Morelia seems to be rocketing into the modern age while conserving its beautiful colonial heritage. The city of almost 650,000 is beautifully situated just under the Santa Maria mountains, includes Mexico’s most famed golf course and one of its most prestigious universities. Exclusive up-market residential areas just outside the city attract Mexico City’s finest. Its most recent claim to fame is the imminent opening of Latin America’s largest mall. Yet the 150 square block historic center is one of the most beautiful on the continent, carefully conserved and methodically preserved since its founding in 1548 by Spanish conquistadors.
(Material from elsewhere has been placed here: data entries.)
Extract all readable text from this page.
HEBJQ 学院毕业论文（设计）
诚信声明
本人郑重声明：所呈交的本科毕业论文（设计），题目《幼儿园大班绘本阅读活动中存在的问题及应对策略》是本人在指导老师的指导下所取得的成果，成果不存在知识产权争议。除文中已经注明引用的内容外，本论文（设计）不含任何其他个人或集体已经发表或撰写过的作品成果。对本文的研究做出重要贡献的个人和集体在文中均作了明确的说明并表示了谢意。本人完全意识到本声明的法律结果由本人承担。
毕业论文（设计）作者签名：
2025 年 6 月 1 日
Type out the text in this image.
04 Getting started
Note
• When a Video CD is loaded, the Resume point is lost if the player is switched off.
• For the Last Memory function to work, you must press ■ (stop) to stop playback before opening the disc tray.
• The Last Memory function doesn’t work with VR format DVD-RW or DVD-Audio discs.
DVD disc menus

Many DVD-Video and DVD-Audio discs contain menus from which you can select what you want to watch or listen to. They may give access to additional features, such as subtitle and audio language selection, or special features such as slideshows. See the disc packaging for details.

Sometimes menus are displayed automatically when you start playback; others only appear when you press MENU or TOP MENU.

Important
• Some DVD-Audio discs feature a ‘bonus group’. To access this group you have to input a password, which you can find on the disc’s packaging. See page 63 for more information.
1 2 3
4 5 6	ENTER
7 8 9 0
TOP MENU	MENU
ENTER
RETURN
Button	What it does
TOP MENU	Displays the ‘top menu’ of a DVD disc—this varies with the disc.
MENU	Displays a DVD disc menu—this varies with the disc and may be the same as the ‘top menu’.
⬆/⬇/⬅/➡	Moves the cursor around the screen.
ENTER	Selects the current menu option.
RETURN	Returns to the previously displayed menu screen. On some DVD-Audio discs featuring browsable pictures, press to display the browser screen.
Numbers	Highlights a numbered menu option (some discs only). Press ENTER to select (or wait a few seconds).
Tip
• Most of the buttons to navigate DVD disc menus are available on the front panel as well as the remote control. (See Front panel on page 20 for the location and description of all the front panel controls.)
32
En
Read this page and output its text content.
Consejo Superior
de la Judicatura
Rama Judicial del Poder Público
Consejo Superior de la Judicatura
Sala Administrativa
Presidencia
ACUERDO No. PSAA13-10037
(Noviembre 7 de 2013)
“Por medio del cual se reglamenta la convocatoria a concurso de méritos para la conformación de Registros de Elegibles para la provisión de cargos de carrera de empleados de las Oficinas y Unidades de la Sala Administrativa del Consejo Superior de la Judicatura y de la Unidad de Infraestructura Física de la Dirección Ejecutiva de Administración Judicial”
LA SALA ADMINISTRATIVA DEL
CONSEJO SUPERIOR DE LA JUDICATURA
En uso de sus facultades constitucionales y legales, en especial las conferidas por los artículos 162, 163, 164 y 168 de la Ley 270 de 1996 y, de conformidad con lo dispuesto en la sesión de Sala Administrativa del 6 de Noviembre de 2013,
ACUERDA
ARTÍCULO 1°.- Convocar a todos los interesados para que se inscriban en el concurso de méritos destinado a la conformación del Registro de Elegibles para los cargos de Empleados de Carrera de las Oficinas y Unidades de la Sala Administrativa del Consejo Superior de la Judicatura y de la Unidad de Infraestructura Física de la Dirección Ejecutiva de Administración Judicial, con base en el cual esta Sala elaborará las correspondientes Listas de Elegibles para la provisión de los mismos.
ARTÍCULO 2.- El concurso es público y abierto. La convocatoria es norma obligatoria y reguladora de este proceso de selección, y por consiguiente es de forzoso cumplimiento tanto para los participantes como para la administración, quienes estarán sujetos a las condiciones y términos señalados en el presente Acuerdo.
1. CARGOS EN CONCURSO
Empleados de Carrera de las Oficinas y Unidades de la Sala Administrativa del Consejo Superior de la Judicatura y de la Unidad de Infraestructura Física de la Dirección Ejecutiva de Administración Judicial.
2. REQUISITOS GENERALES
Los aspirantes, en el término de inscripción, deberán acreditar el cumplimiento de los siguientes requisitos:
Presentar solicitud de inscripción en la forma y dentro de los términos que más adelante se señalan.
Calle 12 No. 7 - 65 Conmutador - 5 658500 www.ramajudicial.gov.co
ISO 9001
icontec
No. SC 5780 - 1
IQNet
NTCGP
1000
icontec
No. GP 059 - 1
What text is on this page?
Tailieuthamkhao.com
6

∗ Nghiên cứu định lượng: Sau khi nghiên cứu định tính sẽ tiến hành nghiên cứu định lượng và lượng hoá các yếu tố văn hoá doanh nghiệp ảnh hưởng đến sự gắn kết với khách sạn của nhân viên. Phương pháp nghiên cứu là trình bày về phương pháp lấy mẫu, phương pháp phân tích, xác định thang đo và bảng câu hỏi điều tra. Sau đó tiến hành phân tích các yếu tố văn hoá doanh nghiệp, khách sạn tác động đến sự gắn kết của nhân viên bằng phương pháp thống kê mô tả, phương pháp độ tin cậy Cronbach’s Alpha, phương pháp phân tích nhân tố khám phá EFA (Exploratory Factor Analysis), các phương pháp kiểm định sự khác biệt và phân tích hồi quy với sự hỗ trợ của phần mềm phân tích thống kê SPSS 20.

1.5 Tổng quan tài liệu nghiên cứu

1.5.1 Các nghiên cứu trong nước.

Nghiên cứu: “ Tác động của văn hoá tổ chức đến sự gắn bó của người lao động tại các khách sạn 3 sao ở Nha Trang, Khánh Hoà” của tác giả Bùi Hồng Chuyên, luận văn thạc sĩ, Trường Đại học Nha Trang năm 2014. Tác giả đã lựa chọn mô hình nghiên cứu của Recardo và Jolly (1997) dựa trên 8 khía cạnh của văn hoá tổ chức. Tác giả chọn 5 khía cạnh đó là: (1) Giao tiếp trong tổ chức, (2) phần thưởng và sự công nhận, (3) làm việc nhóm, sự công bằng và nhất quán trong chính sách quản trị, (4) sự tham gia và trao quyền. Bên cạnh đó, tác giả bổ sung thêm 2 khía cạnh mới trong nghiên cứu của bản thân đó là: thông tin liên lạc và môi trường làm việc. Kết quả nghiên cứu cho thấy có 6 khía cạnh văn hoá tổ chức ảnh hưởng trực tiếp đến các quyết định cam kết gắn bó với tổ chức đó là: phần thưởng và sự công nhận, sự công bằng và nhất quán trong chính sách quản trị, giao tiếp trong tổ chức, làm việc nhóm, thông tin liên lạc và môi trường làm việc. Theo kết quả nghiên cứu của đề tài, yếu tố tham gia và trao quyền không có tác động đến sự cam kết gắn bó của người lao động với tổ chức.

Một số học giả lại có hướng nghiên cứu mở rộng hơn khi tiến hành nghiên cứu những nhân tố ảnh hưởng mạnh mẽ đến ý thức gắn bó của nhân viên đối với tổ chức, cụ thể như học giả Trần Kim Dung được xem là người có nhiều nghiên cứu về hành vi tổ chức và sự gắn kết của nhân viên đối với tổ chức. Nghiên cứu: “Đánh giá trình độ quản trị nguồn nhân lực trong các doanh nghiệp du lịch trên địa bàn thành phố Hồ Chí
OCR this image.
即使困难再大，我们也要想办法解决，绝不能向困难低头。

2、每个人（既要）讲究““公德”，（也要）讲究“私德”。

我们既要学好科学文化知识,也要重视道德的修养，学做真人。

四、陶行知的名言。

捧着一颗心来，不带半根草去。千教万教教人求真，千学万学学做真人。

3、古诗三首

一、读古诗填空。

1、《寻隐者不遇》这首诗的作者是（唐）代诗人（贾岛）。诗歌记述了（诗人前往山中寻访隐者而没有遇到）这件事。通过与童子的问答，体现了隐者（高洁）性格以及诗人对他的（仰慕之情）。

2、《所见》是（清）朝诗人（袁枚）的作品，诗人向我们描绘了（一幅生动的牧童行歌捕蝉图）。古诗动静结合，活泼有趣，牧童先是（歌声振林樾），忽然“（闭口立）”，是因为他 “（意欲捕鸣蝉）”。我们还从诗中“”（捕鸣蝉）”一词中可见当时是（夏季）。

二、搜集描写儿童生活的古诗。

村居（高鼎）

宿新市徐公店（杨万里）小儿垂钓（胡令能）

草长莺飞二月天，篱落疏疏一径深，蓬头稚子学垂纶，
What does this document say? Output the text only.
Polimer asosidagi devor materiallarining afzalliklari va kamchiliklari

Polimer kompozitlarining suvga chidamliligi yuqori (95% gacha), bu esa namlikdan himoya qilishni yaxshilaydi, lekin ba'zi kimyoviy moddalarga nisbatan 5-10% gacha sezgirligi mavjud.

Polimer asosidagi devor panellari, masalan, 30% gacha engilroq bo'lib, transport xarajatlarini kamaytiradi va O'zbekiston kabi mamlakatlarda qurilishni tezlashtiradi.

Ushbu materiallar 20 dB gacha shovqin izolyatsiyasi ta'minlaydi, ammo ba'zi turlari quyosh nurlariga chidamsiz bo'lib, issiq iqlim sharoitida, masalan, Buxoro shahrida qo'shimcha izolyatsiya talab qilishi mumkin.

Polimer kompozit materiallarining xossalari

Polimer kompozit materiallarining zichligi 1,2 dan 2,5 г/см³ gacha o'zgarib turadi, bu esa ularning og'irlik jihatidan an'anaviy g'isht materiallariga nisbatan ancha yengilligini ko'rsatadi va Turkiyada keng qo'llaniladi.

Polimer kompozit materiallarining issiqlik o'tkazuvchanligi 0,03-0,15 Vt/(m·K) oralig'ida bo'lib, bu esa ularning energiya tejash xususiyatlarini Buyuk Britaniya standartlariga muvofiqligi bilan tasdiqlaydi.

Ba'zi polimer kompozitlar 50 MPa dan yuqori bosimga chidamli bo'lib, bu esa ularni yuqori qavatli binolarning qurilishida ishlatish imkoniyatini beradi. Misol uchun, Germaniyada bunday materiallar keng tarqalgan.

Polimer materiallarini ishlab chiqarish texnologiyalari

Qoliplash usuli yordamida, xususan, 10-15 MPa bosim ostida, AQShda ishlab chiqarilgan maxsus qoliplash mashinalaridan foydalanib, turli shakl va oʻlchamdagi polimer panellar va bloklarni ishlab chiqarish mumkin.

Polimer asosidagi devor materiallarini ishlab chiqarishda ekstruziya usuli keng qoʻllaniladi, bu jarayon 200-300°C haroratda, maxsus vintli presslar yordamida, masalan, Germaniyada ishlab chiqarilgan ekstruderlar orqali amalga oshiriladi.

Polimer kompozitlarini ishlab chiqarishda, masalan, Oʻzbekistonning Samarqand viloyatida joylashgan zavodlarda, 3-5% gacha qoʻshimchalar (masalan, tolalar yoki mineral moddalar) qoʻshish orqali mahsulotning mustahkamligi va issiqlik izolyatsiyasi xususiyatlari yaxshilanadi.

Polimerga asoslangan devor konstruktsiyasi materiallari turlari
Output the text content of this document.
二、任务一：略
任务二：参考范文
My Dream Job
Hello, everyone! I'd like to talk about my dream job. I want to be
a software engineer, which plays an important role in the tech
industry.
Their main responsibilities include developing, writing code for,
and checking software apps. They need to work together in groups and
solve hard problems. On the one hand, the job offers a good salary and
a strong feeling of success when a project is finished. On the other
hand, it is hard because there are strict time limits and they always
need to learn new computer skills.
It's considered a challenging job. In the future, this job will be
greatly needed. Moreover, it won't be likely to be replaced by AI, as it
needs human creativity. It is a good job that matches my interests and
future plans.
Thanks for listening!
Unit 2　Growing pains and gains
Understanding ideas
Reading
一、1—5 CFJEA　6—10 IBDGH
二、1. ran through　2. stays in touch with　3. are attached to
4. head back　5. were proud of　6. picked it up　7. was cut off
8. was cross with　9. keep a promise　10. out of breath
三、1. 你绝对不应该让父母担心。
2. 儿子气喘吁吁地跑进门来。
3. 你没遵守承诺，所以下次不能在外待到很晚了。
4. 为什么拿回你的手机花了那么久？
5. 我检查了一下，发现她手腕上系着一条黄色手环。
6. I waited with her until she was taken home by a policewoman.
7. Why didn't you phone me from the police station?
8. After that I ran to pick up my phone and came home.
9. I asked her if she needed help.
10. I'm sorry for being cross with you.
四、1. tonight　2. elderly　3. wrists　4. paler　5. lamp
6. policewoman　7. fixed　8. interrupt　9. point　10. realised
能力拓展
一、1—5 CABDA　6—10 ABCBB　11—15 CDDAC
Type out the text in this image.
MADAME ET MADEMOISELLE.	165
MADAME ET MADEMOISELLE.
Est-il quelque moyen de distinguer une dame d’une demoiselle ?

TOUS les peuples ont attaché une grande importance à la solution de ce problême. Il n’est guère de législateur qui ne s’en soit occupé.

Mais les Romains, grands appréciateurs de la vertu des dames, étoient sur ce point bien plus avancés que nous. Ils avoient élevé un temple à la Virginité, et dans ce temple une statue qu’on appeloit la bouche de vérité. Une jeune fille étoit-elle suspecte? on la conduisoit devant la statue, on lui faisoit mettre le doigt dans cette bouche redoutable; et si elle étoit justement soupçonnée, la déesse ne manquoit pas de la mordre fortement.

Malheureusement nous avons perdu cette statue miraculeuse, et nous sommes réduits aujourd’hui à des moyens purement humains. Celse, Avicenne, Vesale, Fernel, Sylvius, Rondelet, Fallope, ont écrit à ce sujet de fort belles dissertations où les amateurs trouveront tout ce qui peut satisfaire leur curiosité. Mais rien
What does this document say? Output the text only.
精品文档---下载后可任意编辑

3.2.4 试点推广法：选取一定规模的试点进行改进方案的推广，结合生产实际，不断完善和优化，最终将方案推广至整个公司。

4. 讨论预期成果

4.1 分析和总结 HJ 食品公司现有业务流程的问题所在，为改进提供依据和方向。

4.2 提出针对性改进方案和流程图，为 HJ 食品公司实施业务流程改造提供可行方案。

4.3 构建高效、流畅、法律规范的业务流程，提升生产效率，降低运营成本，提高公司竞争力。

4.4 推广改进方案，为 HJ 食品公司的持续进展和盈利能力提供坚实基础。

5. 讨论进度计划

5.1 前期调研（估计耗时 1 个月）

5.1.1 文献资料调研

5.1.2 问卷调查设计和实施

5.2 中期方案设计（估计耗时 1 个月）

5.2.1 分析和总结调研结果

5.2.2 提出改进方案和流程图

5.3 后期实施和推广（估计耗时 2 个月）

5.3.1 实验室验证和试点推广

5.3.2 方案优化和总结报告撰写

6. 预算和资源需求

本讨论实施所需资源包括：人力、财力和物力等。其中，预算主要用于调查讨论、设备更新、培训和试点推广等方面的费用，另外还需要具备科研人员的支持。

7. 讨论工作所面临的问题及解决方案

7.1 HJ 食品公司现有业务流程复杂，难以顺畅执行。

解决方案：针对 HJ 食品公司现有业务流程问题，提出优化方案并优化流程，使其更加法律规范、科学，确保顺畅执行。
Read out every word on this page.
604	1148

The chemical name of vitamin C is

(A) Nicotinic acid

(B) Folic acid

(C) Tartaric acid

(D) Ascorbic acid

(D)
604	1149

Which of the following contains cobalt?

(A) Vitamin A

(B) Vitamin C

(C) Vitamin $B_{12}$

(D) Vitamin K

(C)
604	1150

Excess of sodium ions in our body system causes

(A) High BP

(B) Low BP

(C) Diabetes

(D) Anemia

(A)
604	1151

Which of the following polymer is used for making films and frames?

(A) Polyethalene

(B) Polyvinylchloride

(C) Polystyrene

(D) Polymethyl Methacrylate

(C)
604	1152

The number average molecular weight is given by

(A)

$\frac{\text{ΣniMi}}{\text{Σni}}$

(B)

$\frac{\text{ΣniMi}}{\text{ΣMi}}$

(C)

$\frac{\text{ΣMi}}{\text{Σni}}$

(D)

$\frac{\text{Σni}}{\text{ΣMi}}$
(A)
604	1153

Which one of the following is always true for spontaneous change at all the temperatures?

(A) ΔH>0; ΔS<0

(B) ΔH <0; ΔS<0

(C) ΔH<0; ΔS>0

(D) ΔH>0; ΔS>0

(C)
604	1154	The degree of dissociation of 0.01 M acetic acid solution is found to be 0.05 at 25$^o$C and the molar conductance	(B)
At a mile high, Morelia has a fabulous climate that stands in marked contrast to the pollution and harshness of Mexico City, only three hours away. For a time, in fact, it was far more important to the Spanish than Mexico City. The Spanish considered it the seat of their religious orders and authorities from the mid 18th century until Independence 100 years later. That’s the main reason for the unique beauty of the 150-square block historic center, which is a virtual city museum within a city. This historic downtown area is composed of more than 1000 colonial buildings and churches became a World Heritage Site in 1991.

The historic quarter and its periphery are increasingly inhabited by artists and artisans, many of them foreign nationals. There is a sense of Bohemia in the mixtures of music and art works found throughout this area, which might include one boutique cleaning 16th Century filigree silver jewelry next to a modern art gallery.

The city is named after Jose María Morelos (1765), who together with Miguel Hidalgo y Costilla began the Mexican War of Independence from Spain in 1810. Politics is still a fiery issue in the city, often demarcating the social differences with the more progressive and less religious political inclinations of Mexico City.